ABD’nin bu girişimini Karadeniz’de kıyısı olan Bulgaristan, Romanya, Ukrayna ve Gürcistan desteklerken Rusya ve Türkiye karşı çıkmıştır. Rusya yumuşak karnı olarak gördüğü Kafkasya’da ABD’nin etkili konuma gelerek egemenliğinin Güney’den daha da sınırlanmasına engel olmaya çalışırken Türkiye, Montrö boğazlar sözleşmesinin ihlali anlamına geleceği ve dolayısıyla boğazlardaki egemenliğinin tartışılacağı kaygısını taşımaktadır.

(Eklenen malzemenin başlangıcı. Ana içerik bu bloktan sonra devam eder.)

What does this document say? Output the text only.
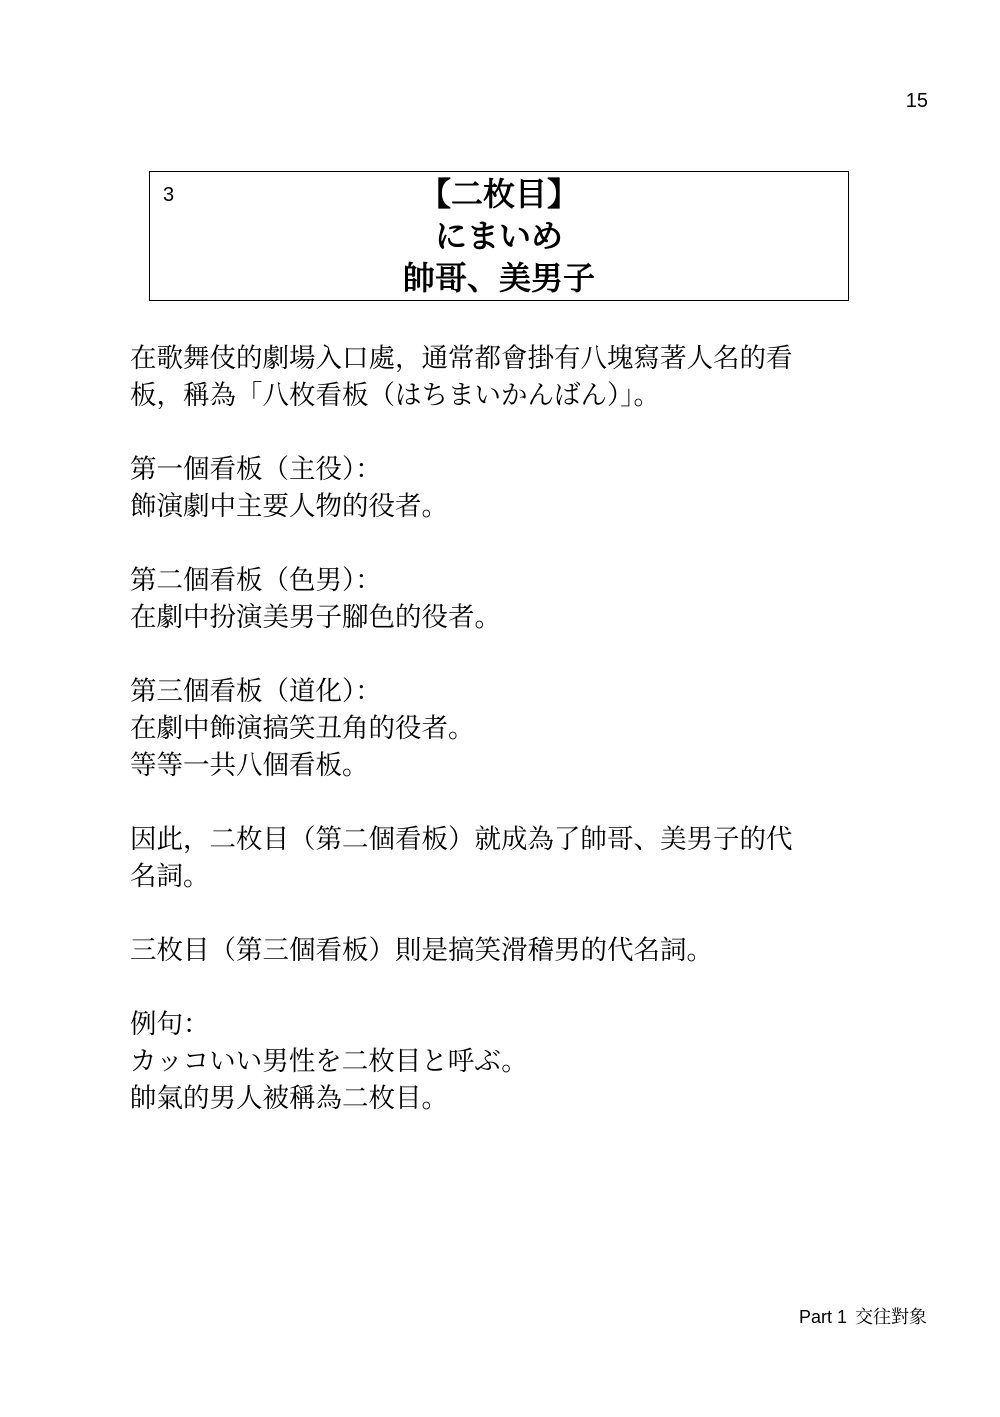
15
3	【二枚目】
にまいめ
帥哥、美男子

在歌舞伎的劇場入口處，通常都會掛有八塊寫著人名的看
板，稱為「八枚看板（はちまいかんばん）」。

第一個看板（主役）：
飾演劇中主要人物的役者。

第二個看板（色男）：
在劇中扮演美男子腳色的役者。

第三個看板（道化）：
在劇中飾演搞笑丑角的役者。
等等一共八個看板。

因此，二枚目（第二個看板）就成為了帥哥、美男子的代
名詞。

三枚目（第三個看板）則是搞笑滑稽男的代名詞。

例句：
カッコいい男性を二枚目と呼ぶ。
帥氣的男人被稱為二枚目。

Part 1 交往對象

ABD,2006 senesi Mayıs ayında aniden aktif çaba operasyonu görev alanının Karadeniz’i de kapsayacak şekilde genişletilmesi önerisinden vazgeçtiğini açıkladı. Bunda hiç şüphesiz Irak bataklığında içinden çıkılmaz durumda olması ve daha da önemlisi İran ile olan gerginliğin rolü oldu. ABD, İran sorununda Rusya ve Türkiye’nin etkin şekilde rol alabileceği düşüncesindedir.Keza Türkiye üzerinden Kazak petrolünün Avrupa’ya iletilmesi projesi de etmen olmuştur.Ancak konuya küresel açıdan ve emperyalist ihtiraslar penceresinden yaklaştığımızda geçici geri çekilme olduğu açıktır.Koşullar olgunlaştığında,Ukrayna ve Gürcistan’ın NATO üyeliği gerçekleştiğinde Karadeniz için aktif çaba operasyonu projesinin doğrudan veya ‘küresel NATO’ adı altında tekrar gündeme getirilmesi beklenmelidir.Tabiidir ki Karadeniz konuşulurken Montrö rejiminin revize edilmesi de masaya yatırılacaktır.



ABD’nin Karadeniz’de yükselen askeri varlığı Boğazlardan geçişin önemini artırmış olup ortamı ısıtmaktadır. ABD Karadeniz’in kilidinin Boğazlar olduğunun farkındadır ve bir kez o bölgeye sokulursa çıkarmak mümkün olmayacaktır.